Calder et al. [1] also suggest that further increase the effectiveness of the BTB can further be increased by only storing `taken' branches in the BTB. If a branch is not in the BTB and it is "not taken," it need not entered in the BTB. If the `not taken' branch is already in the BTB, the prediction information is updated, but the LRU reference information is not - thus, `not taken' branches will be displaced more frequently than `taken' branches. Taken branches are always entered in the BTB. By not entering fall-through branches, prediction information for other branches is not displaced and `not taken' branches don't really benefit from the BTB, since they fetch the following instruction [1]. If a branch is not found in the BTB, the architecture uses a static prediction mechanism (backwards taken, forward not taken) that is fairly accurate.

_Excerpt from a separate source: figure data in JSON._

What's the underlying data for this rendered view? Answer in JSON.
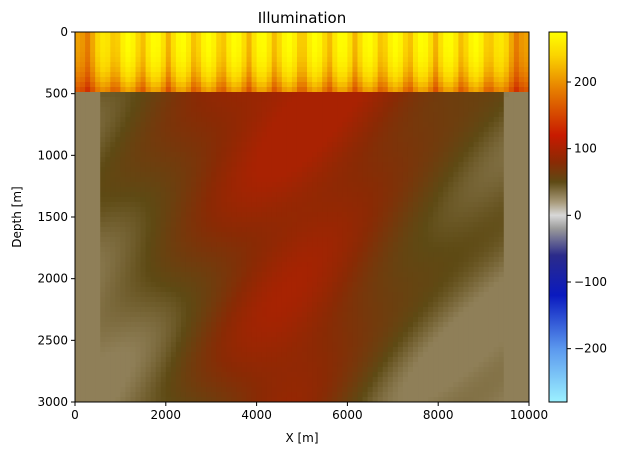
{
  "chart_data": {
    "type": "heatmap",
    "title": "Illumination",
    "xlabel": "X [m]",
    "ylabel": "Depth [m]",
    "xlim": [
      0,
      10000
    ],
    "ylim": [
      3000,
      0
    ],
    "x_ticks": [
      0,
      2000,
      4000,
      6000,
      8000,
      10000
    ],
    "y_ticks": [
      0,
      500,
      1000,
      1500,
      2000,
      2500,
      3000
    ],
    "x_tick_labels": [
      "0",
      "2000",
      "4000",
      "6000",
      "8000",
      "10000"
    ],
    "y_tick_labels": [
      "0",
      "500",
      "1000",
      "1500",
      "2000",
      "2500",
      "3000"
    ],
    "colorbar": {
      "ticks": [
        -200,
        -100,
        0,
        100,
        200
      ],
      "tick_labels": [
        "−200",
        "−100",
        "0",
        "100",
        "200"
      ],
      "range": [
        -280,
        275
      ],
      "colormap_stops": [
        {
          "value": -280,
          "color": "#9cf1ff"
        },
        {
          "value": -200,
          "color": "#5b98ee"
        },
        {
          "value": -120,
          "color": "#0a1abf"
        },
        {
          "value": -60,
          "color": "#2b2b8a"
        },
        {
          "value": -20,
          "color": "#9a9a9a"
        },
        {
          "value": 0,
          "color": "#d8d8d8"
        },
        {
          "value": 20,
          "color": "#a89a7a"
        },
        {
          "value": 50,
          "color": "#5e4a14"
        },
        {
          "value": 80,
          "color": "#8a2a04"
        },
        {
          "value": 120,
          "color": "#c81a00"
        },
        {
          "value": 190,
          "color": "#e78000"
        },
        {
          "value": 240,
          "color": "#fbd400"
        },
        {
          "value": 275,
          "color": "#ffff00"
        }
      ]
    },
    "field_description": {
      "shallow_band_depth": [
        0,
        500
      ],
      "shallow_band_value_range": [
        150,
        275
      ],
      "deep_value_range": [
        30,
        100
      ],
      "grid": false
    }
  }
}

Calder et al. [1] also note that storing only branches that violate the static prediction rule may not be a good alternative, because of the increased misfetches in a program with a large number of taken branches. They seemed to have experienced this in such programs like alvinn and eqntott. Calder et al. [1] report more improvement for PAs method than GAg method and explain that with the reasoning that PAs method is more sensitive to capacity misses.
It is to be noted that the Intel Pentium and P6 use this type of allocation for their BTB's and claim to have the best branch prediction accuracy.